The approach of ECFX is seen in three methodological principles:
1. (syntax) maintaining context free syntax as kernel structure
2. (semantics) allowing optional semantic conditions for finer logic controls
3. (complexity) imposing a universal complexity bound over all semantic conditions
Keywords: String pattern match, Pattern specification, complexity completeness
Stringology, Context free grammar, Back referencing,
Semantic condition, Semi syntactic, Cumulative time
Comments and feedback appreciated.
Any predictions on results by novices/hobbyists?
There has been no progress on the theory front of factoring since the NFS. I asked Sam Wagstaff (author of The Joy of Factoring) why this is and he responded and I blogged about it here:
https://blog.computationalcomplexity.org/2019/08/obstacles-to-improving-classical.html
NFS was in the 1990’s (I think) so thats been a long time.
There have been better hardware and better implementations and some tricks to speed it up, (which is great) but no math breakthroughts.
So why do you think we are poised for an advance this year?
There has to be some year!
Unless we have some data to predict a higher probability for any specific year, this year is as likely as many more years to come.
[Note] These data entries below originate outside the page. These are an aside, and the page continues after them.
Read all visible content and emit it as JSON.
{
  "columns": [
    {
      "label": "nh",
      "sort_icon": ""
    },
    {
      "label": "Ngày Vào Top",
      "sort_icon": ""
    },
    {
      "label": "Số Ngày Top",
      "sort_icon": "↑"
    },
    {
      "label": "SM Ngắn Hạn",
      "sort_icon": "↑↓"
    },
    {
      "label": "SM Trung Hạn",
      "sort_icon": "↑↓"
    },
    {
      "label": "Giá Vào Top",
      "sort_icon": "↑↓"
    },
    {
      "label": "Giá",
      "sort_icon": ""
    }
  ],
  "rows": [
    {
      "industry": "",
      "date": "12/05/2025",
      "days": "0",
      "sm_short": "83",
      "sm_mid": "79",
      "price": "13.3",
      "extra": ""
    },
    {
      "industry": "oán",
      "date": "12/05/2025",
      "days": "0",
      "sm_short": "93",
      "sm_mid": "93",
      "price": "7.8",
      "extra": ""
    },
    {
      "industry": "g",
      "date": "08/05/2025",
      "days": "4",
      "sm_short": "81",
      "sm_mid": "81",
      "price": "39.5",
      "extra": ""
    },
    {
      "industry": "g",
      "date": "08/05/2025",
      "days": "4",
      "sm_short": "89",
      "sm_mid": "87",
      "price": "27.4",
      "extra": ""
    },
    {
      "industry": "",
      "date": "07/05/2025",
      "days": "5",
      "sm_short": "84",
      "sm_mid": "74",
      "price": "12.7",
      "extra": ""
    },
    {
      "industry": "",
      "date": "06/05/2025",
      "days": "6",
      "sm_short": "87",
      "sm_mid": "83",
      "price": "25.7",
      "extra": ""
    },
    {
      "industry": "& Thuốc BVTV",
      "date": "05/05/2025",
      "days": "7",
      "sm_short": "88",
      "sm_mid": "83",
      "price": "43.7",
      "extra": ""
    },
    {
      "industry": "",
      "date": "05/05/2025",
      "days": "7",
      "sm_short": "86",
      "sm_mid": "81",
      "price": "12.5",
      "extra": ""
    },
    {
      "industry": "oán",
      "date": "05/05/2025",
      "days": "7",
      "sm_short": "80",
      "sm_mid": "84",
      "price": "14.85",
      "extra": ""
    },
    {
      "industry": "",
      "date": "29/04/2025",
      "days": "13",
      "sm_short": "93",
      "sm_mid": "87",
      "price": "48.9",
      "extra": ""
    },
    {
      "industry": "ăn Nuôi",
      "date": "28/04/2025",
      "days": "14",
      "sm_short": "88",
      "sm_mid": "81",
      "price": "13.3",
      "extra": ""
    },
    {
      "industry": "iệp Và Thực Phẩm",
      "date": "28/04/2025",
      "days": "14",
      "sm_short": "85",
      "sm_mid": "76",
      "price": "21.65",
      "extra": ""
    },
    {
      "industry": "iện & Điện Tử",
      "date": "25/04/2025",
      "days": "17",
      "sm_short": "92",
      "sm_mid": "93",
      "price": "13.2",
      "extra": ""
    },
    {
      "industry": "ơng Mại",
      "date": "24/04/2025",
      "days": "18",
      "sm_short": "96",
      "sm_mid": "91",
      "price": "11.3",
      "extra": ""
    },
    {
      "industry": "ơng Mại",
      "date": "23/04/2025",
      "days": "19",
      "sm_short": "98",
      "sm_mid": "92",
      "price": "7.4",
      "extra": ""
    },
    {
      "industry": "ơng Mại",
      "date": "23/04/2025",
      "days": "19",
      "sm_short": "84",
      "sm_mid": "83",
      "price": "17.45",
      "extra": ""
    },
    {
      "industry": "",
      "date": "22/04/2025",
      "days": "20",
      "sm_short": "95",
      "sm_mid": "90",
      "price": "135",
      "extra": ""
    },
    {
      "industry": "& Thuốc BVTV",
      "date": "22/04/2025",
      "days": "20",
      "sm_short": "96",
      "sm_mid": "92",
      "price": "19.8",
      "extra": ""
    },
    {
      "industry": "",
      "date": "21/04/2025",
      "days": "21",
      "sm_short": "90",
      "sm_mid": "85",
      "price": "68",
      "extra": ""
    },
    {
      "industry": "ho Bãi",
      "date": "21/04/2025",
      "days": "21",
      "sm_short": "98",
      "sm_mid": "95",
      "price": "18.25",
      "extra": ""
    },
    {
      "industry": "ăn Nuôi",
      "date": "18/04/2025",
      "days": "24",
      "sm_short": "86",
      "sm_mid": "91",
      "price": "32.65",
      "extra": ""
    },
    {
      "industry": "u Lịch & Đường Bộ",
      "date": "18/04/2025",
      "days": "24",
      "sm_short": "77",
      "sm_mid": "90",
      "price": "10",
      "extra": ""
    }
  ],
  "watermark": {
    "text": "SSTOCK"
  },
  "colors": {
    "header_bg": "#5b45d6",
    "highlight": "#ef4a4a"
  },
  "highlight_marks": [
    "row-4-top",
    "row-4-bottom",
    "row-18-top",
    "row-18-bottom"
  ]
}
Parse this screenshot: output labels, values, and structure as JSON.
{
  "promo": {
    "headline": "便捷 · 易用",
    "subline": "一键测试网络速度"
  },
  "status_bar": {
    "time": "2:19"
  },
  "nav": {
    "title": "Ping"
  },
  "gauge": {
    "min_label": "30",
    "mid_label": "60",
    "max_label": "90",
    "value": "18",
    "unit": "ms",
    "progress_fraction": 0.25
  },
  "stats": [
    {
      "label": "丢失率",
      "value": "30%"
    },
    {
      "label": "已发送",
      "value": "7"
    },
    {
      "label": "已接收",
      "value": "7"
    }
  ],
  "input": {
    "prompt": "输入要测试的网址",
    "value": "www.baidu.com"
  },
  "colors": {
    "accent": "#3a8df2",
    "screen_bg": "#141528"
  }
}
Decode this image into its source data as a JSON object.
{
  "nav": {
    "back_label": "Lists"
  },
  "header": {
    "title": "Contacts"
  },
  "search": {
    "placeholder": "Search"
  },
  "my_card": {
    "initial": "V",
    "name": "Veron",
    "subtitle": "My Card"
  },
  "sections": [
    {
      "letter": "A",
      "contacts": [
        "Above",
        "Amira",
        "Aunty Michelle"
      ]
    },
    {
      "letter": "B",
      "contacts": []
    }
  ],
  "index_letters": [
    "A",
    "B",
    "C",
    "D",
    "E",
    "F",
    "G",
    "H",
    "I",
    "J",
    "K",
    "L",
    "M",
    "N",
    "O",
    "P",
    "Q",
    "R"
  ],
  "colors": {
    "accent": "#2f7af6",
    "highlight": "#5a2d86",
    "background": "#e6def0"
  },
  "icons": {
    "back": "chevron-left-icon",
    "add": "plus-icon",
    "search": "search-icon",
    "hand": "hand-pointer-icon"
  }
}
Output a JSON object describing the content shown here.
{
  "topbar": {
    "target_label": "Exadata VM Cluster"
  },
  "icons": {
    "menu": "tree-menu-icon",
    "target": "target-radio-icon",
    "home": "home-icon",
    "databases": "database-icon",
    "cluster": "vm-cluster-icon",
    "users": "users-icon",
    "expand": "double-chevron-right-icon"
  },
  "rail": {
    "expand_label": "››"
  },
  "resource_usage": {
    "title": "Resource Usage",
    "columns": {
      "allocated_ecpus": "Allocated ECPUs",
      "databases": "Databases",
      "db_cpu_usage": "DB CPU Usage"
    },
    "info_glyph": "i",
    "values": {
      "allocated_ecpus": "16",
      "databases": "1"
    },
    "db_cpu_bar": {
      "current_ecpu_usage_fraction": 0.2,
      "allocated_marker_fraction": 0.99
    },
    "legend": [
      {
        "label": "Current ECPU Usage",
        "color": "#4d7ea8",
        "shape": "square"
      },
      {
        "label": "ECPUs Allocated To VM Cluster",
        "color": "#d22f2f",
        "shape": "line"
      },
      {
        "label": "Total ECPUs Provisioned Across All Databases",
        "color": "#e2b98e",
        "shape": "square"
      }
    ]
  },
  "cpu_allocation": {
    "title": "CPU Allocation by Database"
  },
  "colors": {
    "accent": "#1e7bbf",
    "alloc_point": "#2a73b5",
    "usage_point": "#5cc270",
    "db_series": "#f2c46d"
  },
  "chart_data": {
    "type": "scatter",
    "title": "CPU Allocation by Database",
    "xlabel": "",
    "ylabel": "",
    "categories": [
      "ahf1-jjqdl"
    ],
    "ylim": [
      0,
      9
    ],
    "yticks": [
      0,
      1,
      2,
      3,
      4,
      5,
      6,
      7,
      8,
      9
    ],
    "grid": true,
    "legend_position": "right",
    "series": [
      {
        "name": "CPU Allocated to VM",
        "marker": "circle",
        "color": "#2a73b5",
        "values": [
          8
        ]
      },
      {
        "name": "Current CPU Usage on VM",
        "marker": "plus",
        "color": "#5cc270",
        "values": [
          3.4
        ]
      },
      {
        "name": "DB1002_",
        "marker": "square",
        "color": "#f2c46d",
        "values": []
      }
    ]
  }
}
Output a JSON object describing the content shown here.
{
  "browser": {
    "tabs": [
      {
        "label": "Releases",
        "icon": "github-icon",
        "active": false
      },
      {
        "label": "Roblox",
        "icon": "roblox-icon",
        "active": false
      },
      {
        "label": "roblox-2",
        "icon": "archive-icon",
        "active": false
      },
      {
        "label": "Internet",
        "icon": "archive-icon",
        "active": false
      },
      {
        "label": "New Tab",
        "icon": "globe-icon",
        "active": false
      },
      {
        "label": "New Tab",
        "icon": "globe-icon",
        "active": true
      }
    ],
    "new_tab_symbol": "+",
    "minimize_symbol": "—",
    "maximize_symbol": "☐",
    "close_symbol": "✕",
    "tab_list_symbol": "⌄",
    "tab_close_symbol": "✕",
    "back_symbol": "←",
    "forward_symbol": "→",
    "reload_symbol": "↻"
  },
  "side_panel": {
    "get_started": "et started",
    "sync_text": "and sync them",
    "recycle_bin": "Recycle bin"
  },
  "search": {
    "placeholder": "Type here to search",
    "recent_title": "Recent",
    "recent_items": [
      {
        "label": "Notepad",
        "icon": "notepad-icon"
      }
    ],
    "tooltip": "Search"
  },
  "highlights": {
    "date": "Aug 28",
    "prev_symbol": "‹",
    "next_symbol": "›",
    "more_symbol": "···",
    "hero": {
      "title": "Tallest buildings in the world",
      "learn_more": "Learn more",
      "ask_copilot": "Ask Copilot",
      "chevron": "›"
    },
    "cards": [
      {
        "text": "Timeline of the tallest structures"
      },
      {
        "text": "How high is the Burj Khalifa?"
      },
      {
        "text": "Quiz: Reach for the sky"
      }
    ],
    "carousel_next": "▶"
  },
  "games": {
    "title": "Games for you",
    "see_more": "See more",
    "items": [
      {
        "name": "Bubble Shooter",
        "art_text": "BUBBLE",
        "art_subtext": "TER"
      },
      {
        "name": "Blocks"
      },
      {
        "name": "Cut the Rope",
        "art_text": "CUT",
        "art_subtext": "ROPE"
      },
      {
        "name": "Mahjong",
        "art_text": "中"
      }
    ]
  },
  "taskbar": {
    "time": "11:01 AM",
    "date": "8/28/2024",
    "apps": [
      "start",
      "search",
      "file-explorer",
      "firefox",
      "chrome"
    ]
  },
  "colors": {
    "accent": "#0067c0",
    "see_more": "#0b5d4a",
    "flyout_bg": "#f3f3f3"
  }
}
On the other hand, the probability should keep increasing every year… or not?
Lindy’s Effect in this context: If a problem is open for x years then guess that it will take x years to solve it. So the prob of solving it goes down. Of course this has to stop someplace.
Actually I can see both arguments:
There has been so much work on factoring since the 1990’s that they could be just one good idea away from a better (though likely not in P) factoring algorithm ,and all this work will help, so prob it will happen decreases
OR
Despite all this good work we have made no progress. This must be a really hard problem, and it may even be that there is no better algorithm than the NFS.